A few years ago I would never have put this kind of rumination out into public display. I had a kind of emotional agoraphobia. This is one of my deliberate manifestations. I’ve learned that whenever I discover an inner truth it is important to give it a physical form. Being in the world is my primary work. Everything in life is connected to everything else.
My mother almost abandoned me, not in her heart but in her fear of life. First, her husband and her mother both thought she should have an abortion because they considered her frail, and because there was a war going on and my father was about to be drafted and she would be on her own. She went ahead and had me, which was what she wanted but she was never able to totally acknowledge my existence. It was a type of superstition on her part. The intimidated child in her was afraid she would lose me if she fully acknowledged my existence. When my baby sister was born three years later, she came in with a damaged heart and died within six months. This brought my mother to a nervous breakdown. She went into a dark place that covered much of my childhood. Much later she confessed that she had cut off many of her feelings for me because she believed that God was punishing her for her inadequacies and would take away her children.
I’ve had a recurring dream/memory since those days. There were Monkey Bars in the playground near our apartment during my first three years. I struggled to reach the first bar and looked up to the older children on the tiers above with enormous longing and determination to actually climb to the top. We moved away before I was able to accomplish this. Several times I ran away from home and went back to the old neighborhood. But each time I was caught and brought back before I was able to accomplish my goal. Eventually we moved to a different state, and that was that. But this pattern has stayed with me. I continue to symbolically pursue the monkey bars and over and over some outward event prevents me from accomplishing the goal. Only a few years ago I recognized this as a life pattern that unconsciously ruled from the shadows of my memory. I won’t go into the details but I now have a powerful tool. Sometimes things come very easily when the obstructions are removed and manifestation becomes an organic development.
There are layers upon layers in these stories and it continues to guide me as I learn to identify the components.
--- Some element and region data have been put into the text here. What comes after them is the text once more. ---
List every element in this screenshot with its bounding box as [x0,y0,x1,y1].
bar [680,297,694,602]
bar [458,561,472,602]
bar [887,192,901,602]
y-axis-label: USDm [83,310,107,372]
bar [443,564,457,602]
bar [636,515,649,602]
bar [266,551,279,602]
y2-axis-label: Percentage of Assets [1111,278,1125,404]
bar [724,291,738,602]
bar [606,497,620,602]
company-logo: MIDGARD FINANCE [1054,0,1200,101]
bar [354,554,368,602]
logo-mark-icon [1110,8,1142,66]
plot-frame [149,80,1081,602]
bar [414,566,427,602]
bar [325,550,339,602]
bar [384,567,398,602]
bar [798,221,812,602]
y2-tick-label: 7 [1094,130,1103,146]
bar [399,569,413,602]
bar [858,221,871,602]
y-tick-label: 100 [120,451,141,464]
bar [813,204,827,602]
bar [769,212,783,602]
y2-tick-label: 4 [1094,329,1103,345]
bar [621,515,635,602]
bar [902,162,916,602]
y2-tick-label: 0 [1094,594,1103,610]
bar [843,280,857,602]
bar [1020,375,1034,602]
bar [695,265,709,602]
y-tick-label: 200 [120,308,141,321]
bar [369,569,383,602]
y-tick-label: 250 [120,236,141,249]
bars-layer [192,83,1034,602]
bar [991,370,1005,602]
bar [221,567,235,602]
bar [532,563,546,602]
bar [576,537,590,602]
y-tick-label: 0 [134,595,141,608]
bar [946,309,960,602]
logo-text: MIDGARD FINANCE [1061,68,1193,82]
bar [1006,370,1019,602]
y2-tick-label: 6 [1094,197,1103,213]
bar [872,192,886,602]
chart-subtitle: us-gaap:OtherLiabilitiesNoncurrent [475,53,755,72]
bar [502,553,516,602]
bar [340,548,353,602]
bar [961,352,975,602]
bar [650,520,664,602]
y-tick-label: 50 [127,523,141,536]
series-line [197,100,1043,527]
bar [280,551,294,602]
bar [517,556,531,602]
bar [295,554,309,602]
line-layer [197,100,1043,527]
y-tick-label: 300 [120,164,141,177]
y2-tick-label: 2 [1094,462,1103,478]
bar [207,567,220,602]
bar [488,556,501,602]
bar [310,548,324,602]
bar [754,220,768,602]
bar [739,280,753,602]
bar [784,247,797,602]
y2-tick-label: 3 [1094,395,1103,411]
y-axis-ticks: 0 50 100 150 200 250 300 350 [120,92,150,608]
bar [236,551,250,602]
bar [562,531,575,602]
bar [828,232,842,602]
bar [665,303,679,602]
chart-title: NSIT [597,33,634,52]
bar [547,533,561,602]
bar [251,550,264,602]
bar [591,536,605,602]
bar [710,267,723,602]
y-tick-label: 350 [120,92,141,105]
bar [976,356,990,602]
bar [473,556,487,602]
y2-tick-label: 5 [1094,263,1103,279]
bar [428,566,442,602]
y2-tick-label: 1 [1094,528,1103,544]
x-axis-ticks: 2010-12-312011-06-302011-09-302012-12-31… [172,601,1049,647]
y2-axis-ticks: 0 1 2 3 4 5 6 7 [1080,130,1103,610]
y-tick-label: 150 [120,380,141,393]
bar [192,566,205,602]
I’ve had teachers along the way, also; Carl Jung, Joseph Campbell, Carlos Castaneda, Arny Mindell, and so on along with some of my personal friends. Learning astrology was also helpful. For those of you interested in astrology I have a Gemini Sun in the 12th house, Moon conjunct Jupiter rising in Cancer (also in the 12th house, all of these squaring Neptune in the 4th house, and much of my strength comes from Mars conjunct Pluto late in the first house, Venus in Taurus and Uranus conjunct Saturn in the 11th house. It is a cosmic snapshot brought down to the personal level. Some folks can’t accept the idea that the position of the planets at a certain time can apply to anything personal. That assumes that we are totally personal. It may well be that everything in the universe partakes of an overall pattern if we knew how to read it. Humans have narrowed the field in certain ways for millenniums. They read numbers, stars, sheep’s innards and so on but were functioning on the assumption of holography long before it was a
concept. Somehow external patterns stimulates awareness of an internal reflection.